It’s the proverbial question.
Did my anxiety beget my depression? Or am I worried how things will turn out because of my depression?
Worry-wort. My own worst enemy. Always running things through my head. So sensitive. Beating a dead horse. All of these are terms used to describe me at one time or another.
I do have a tendency to perseverate. I can’t let things go. I worry them like a dog with a bone that is impervious to bite marks. It’s not productive. It’s not reassuring. It’s a form of torment actually.
In college, after my roommate had left for the weekend, I would lie on my top bunk and stare out the window, wondering why I couldn’t go out and round up new friends as easily as everyone else seemed to be doing. I would watch the sun set, thinking how alone I was.
As August neared its end one year, I bought a thin volume entitled, Why Are You Worrying? As the cashier plugged my purchase into the register, he asked, “Are you a teacher?’ He said he’d bought the same book at the start of a school year once too. While he may have bought the book for the same reasons I did, no self-help book could help me turn off the worry. I triangulated every possible scenario in the classroom; how I would put out fires, cut off conflicts at the knees before they stood up, squash rebellion before it started. But you can’t plan for every permutation. The very nature of education is the X factor.

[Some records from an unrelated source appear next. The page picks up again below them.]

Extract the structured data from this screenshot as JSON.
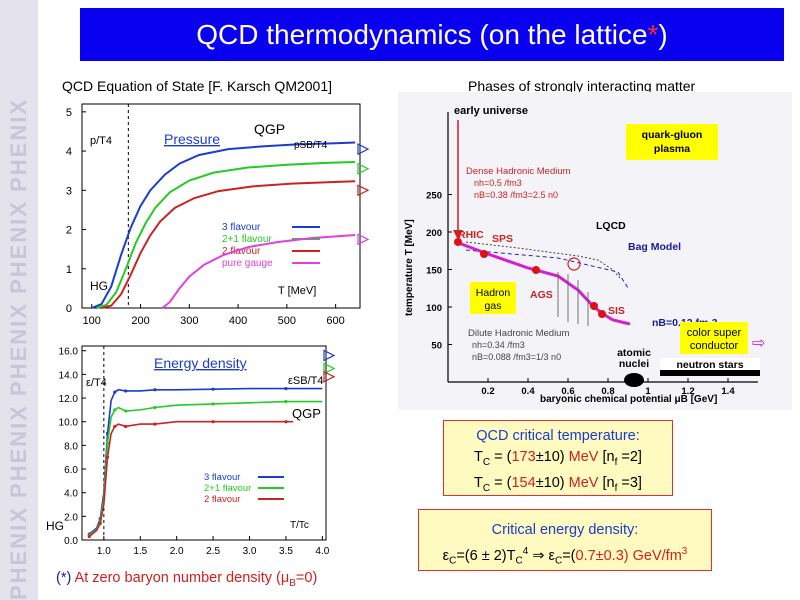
{
  "slide": {
    "title_main": "QCD thermodynamics (on the lattice",
    "title_star": "*",
    "title_close": ")",
    "watermark_text": "PHENIX PHENIX PHENIX PHENIX PHENIX"
  },
  "left_caption": "QCD Equation of State [F. Karsch QM2001]",
  "right_caption": "Phases of strongly interacting matter",
  "footnote": {
    "star": "(*)",
    "text": " At zero baryon number density (",
    "mu": "μ",
    "sub": "B",
    "end": "=0)"
  },
  "colors": {
    "three_flavour": "#1a3ccf",
    "two_plus_one": "#22cc22",
    "two_flavour": "#cc2222",
    "pure_gauge": "#e040e0",
    "title_bg": "#0a00f0",
    "box_bg": "#fffbc0"
  },
  "chart_data": [
    {
      "type": "line",
      "title": "Pressure",
      "ylabel": "p/T4",
      "xlabel": "T [MeV]",
      "xlim": [
        80,
        650
      ],
      "ylim": [
        0,
        5.2
      ],
      "x_ticks": [
        "100",
        "200",
        "300",
        "400",
        "500",
        "600"
      ],
      "y_ticks": [
        "0",
        "1",
        "2",
        "3",
        "4",
        "5"
      ],
      "annotations": [
        "QGP",
        "pSB/T4",
        "HG"
      ],
      "series": [
        {
          "name": "3 flavour",
          "x": [
            100,
            120,
            140,
            160,
            180,
            200,
            220,
            250,
            280,
            320,
            380,
            450,
            520,
            600,
            640
          ],
          "y": [
            0.0,
            0.1,
            0.55,
            1.35,
            2.05,
            2.6,
            3.0,
            3.4,
            3.68,
            3.9,
            4.05,
            4.12,
            4.17,
            4.2,
            4.22
          ]
        },
        {
          "name": "2+1 flavour",
          "x": [
            110,
            130,
            150,
            170,
            190,
            210,
            230,
            260,
            300,
            350,
            420,
            500,
            580,
            640
          ],
          "y": [
            0.0,
            0.08,
            0.4,
            1.0,
            1.65,
            2.15,
            2.55,
            2.95,
            3.25,
            3.45,
            3.58,
            3.65,
            3.7,
            3.72
          ]
        },
        {
          "name": "2 flavour",
          "x": [
            120,
            140,
            160,
            180,
            200,
            220,
            240,
            270,
            310,
            360,
            430,
            510,
            590,
            640
          ],
          "y": [
            0.0,
            0.06,
            0.35,
            0.85,
            1.4,
            1.85,
            2.2,
            2.55,
            2.8,
            2.98,
            3.1,
            3.17,
            3.21,
            3.23
          ]
        },
        {
          "name": "pure gauge",
          "x": [
            245,
            260,
            280,
            300,
            330,
            370,
            420,
            480,
            550,
            640
          ],
          "y": [
            0.0,
            0.15,
            0.5,
            0.8,
            1.1,
            1.35,
            1.55,
            1.68,
            1.78,
            1.86
          ]
        }
      ],
      "sb_limits": [
        4.05,
        3.55,
        3.0,
        1.75
      ],
      "tc_mev": 175
    },
    {
      "type": "line",
      "title": "Energy density",
      "ylabel": "ε/T4",
      "xlabel": "T/Tc",
      "xlim": [
        0.7,
        4.05
      ],
      "ylim": [
        0,
        16.4
      ],
      "x_ticks": [
        "1.0",
        "1.5",
        "2.0",
        "2.5",
        "3.0",
        "3.5",
        "4.0"
      ],
      "y_ticks": [
        "0.0",
        "2.0",
        "4.0",
        "6.0",
        "8.0",
        "10.0",
        "12.0",
        "14.0",
        "16.0"
      ],
      "annotations": [
        "εSB/T4",
        "QGP",
        "HG"
      ],
      "series": [
        {
          "name": "3 flavour",
          "x": [
            0.8,
            0.9,
            0.95,
            1.0,
            1.05,
            1.1,
            1.15,
            1.2,
            1.3,
            1.5,
            1.7,
            2.0,
            2.5,
            3.0,
            3.5,
            4.0
          ],
          "y": [
            0.5,
            1.0,
            1.8,
            4.0,
            9.0,
            11.8,
            12.5,
            12.7,
            12.6,
            12.6,
            12.7,
            12.7,
            12.75,
            12.8,
            12.8,
            12.8
          ]
        },
        {
          "name": "2+1 flavour",
          "x": [
            0.8,
            0.9,
            0.95,
            1.0,
            1.05,
            1.1,
            1.15,
            1.2,
            1.3,
            1.5,
            1.7,
            2.0,
            2.5,
            3.0,
            3.5,
            4.0
          ],
          "y": [
            0.4,
            0.9,
            1.6,
            3.5,
            8.2,
            10.4,
            11.0,
            11.2,
            10.9,
            11.0,
            11.2,
            11.4,
            11.5,
            11.6,
            11.7,
            11.7
          ]
        },
        {
          "name": "2 flavour",
          "x": [
            0.8,
            0.9,
            0.95,
            1.0,
            1.05,
            1.1,
            1.15,
            1.2,
            1.3,
            1.5,
            1.7,
            2.0,
            2.5,
            3.0,
            3.5,
            3.6
          ],
          "y": [
            0.3,
            0.8,
            1.4,
            3.0,
            7.0,
            9.0,
            9.6,
            9.8,
            9.6,
            9.8,
            9.8,
            10.0,
            10.0,
            10.0,
            10.0,
            10.0
          ]
        }
      ],
      "sb_limits": [
        15.6,
        14.5,
        13.8
      ],
      "tc_ratio": 1.0
    }
  ],
  "boxes": {
    "crit_temp": {
      "label": "QCD critical temperature:",
      "line1_pre": "T",
      "line1_sub": "C",
      "line1_mid": " = (",
      "line1_val": "173",
      "line1_pm": "±",
      "line1_err": "10)",
      "line1_unit": " MeV",
      "line1_nf": " [n",
      "line1_nfsub": "f",
      "line1_end": " =2]",
      "line2_val": "154",
      "line2_end": " =3]"
    },
    "crit_energy": {
      "label": "Critical energy density:",
      "eps": "ε",
      "sub_c": "C",
      "expr1": "=(6 ± 2)T",
      "exp4": "4",
      "implies": " ⇒ ",
      "expr2_pre": "=(",
      "expr2_val": "0.7±0.3",
      "expr2_post": ") GeV/fm",
      "exp3": "3"
    }
  },
  "phase_diagram": {
    "early_universe": "early universe",
    "qgp_label_1": "quark-gluon",
    "qgp_label_2": "plasma",
    "dense_medium": "Dense Hadronic Medium",
    "dense_nh": "nh=0.5 /fm3",
    "dense_nb": "nB=0.38 /fm3=2.5 n0",
    "lqcd": "LQCD",
    "bag_model": "Bag Model",
    "rhic": "RHIC",
    "sps": "SPS",
    "ags": "AGS",
    "sis": "SIS",
    "hadron_gas_1": "Hadron",
    "hadron_gas_2": "gas",
    "nb_label": "nB=0.12 fm-3",
    "dilute_medium": "Dilute Hadronic Medium",
    "dilute_nh": "nh=0.34 /fm3",
    "dilute_nb": "nB=0.088 /fm3=1/3 n0",
    "atomic_nuclei_1": "atomic",
    "atomic_nuclei_2": "nuclei",
    "neutron_stars": "neutron stars",
    "color_super_1": "color super",
    "color_super_2": "conductor",
    "arrow": "⇨",
    "ylabel": "temperature T [MeV]",
    "xlabel": "baryonic chemical potential μB [GeV]",
    "x_ticks": [
      "0.2",
      "0.4",
      "0.6",
      "0.8",
      "1",
      "1.2",
      "1.4"
    ],
    "y_ticks": [
      "50",
      "100",
      "150",
      "200",
      "250"
    ]
  }
}
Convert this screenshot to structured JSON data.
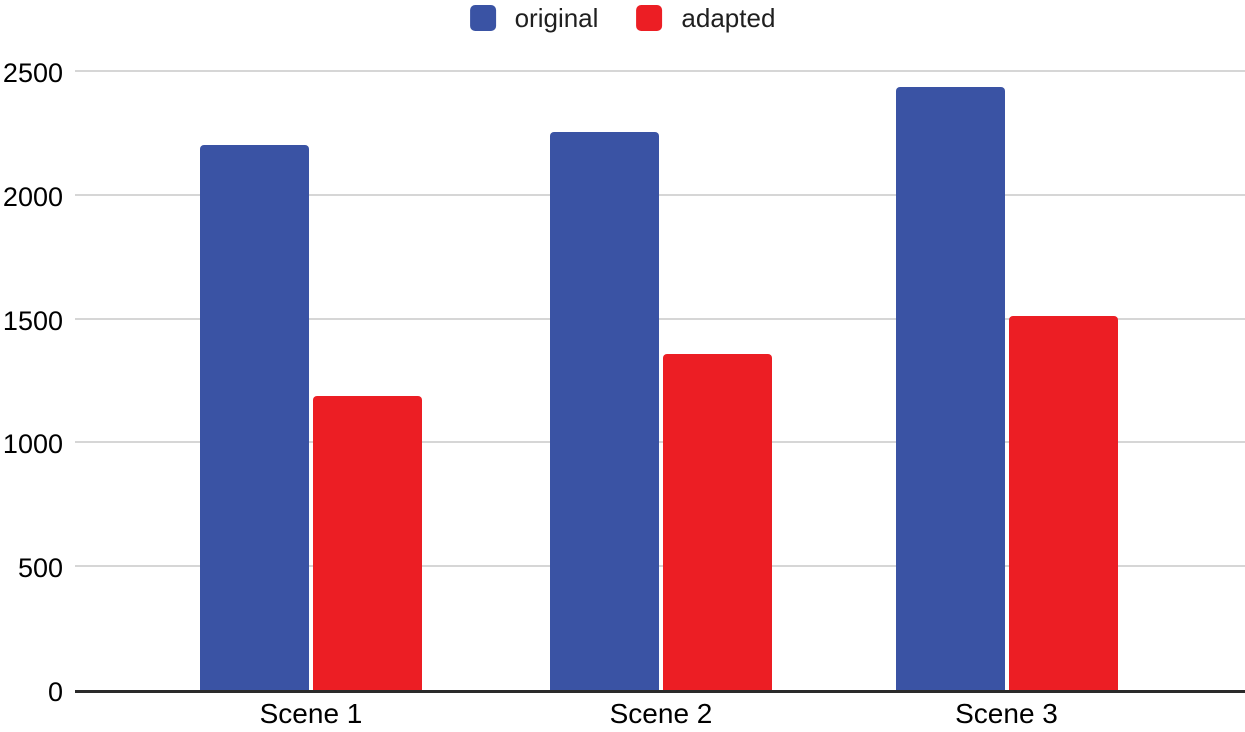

And this nervous nature – is that what plunged me into depression when life became so overwhelming as a mother of three? I couldn’t control anything, didn’t understand and couldn’t fix the feelings I was having, and felt really crappy as a result.
Or is it viewing life through the dark glasses of depression that makes me see the shadows of worry in every corner?
It’s all tumbled together in the dryer at the highest setting anyway.
The only ‘good’ thing about all of it is that what I thought was a flaw on my part, a weakness, an inability to achieve, connect, push myself, believe in myself, is really anxiety. I’m not this wimpy, pathetic, sad sack. I have an excuse! A reason, a rationalization, a disease. Good for me!
So chicken or egg – it’s all part of the cycle of life. All I can do is try not to get scrambled.